SS-H2 is presented as a way around that weakness.
The team says its manganese-based layer forms above the chromium layer, helping shield the material in chloride-rich environments that would otherwise speed degradation. That two-layer defense is what gives the new steel its unusual resilience and what makes it especially relevant for harsh electrolysis conditions.
The work also fits a broader pattern in Huang’s research. The source material notes that he previously led work on anti-COVID-19 stainless steel in 2021 and had earlier developed ultra-strong Super Steel. In that sense, SS-H2 is part of a longer push to use materials science to solve practical, large-scale problems.

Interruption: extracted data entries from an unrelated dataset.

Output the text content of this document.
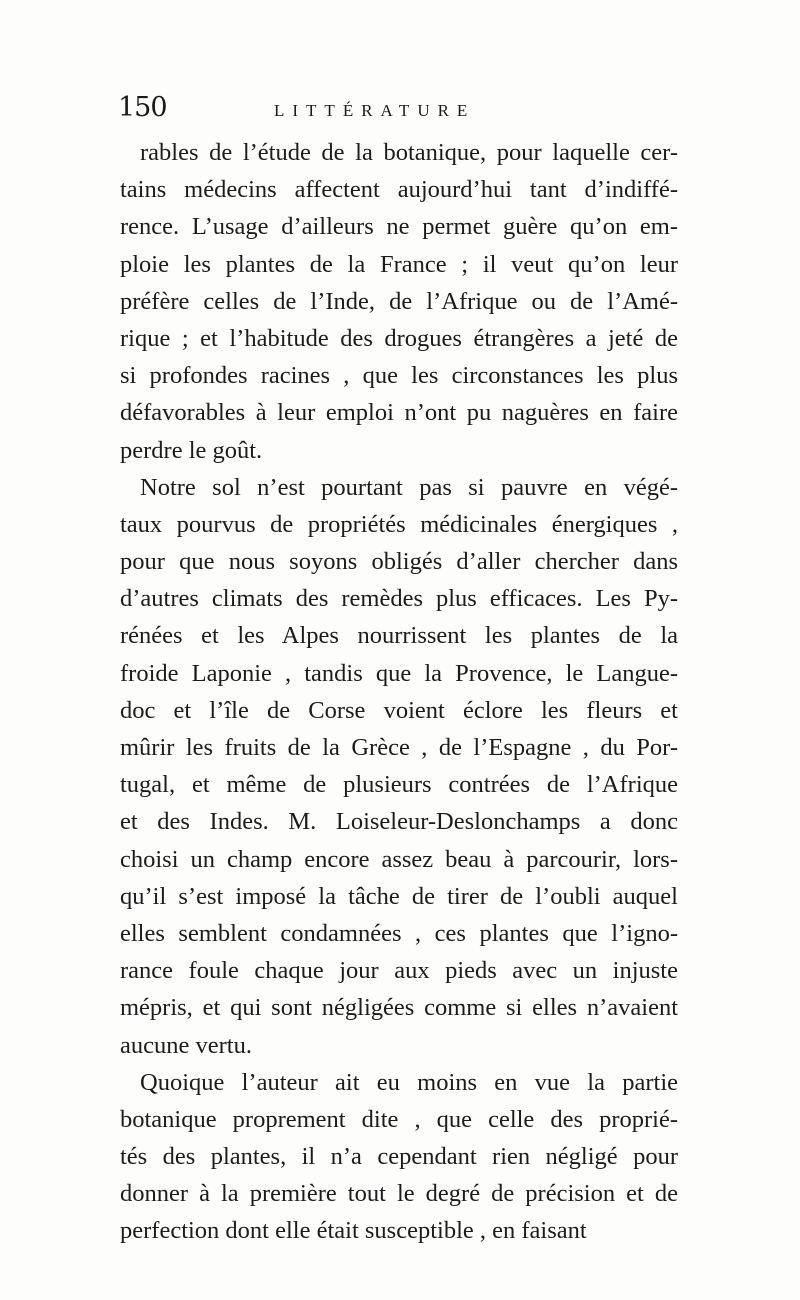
150	LITTÉRATURE
rables de l’étude de la botanique, pour laquelle cer-
tains médecins affectent aujourd’hui tant d’indiffé-
rence. L’usage d’ailleurs ne permet guère qu’on em-
ploie les plantes de la France ; il veut qu’on leur
préfère celles de l’Inde, de l’Afrique ou de l’Amé-
rique ; et l’habitude des drogues étrangères a jeté de
si profondes racines , que les circonstances les plus
défavorables à leur emploi n’ont pu naguères en faire
perdre le goût.
Notre sol n’est pourtant pas si pauvre en végé-
taux pourvus de propriétés médicinales énergiques ,
pour que nous soyons obligés d’aller chercher dans
d’autres climats des remèdes plus efficaces. Les Py-
rénées et les Alpes nourrissent les plantes de la
froide Laponie , tandis que la Provence, le Langue-
doc et l’île de Corse voient éclore les fleurs et
mûrir les fruits de la Grèce , de l’Espagne , du Por-
tugal, et même de plusieurs contrées de l’Afrique
et des Indes. M. Loiseleur-Deslonchamps a donc
choisi un champ encore assez beau à parcourir, lors-
qu’il s’est imposé la tâche de tirer de l’oubli auquel
elles semblent condamnées , ces plantes que l’igno-
rance foule chaque jour aux pieds avec un injuste
mépris, et qui sont négligées comme si elles n’avaient
aucune vertu.
Quoique l’auteur ait eu moins en vue la partie
botanique proprement dite , que celle des proprié-
tés des plantes, il n’a cependant rien négligé pour
donner à la première tout le degré de précision et de
perfection dont elle était susceptible , en faisant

This time, the target is not public health or structural strength. It is the infrastructure of cleaner energy.
Practical implications of the research
If SS-H2 performs in industry the way it has in development, the biggest effect may be simple: cheaper hydrogen systems that last longer. That could lower maintenance demands, reduce reliance on titanium and precious metal coatings, and make large electrolysis projects easier to justify financially.
The seawater performance is another important piece. A material that can function under those conditions opens room for hydrogen production linked more directly to ocean resources, rather than depending only on freshwater-compatible systems.
For industries like ammonia, refining, steel, and methanol, the value is practical rather than abstract. A better materials platform could help move green hydrogen from a high-cost climate solution toward something closer to routine industrial supply. The research does not solve every challenge tied to hydrogen, but it pushes on one of the most stubborn ones: the hardware itself.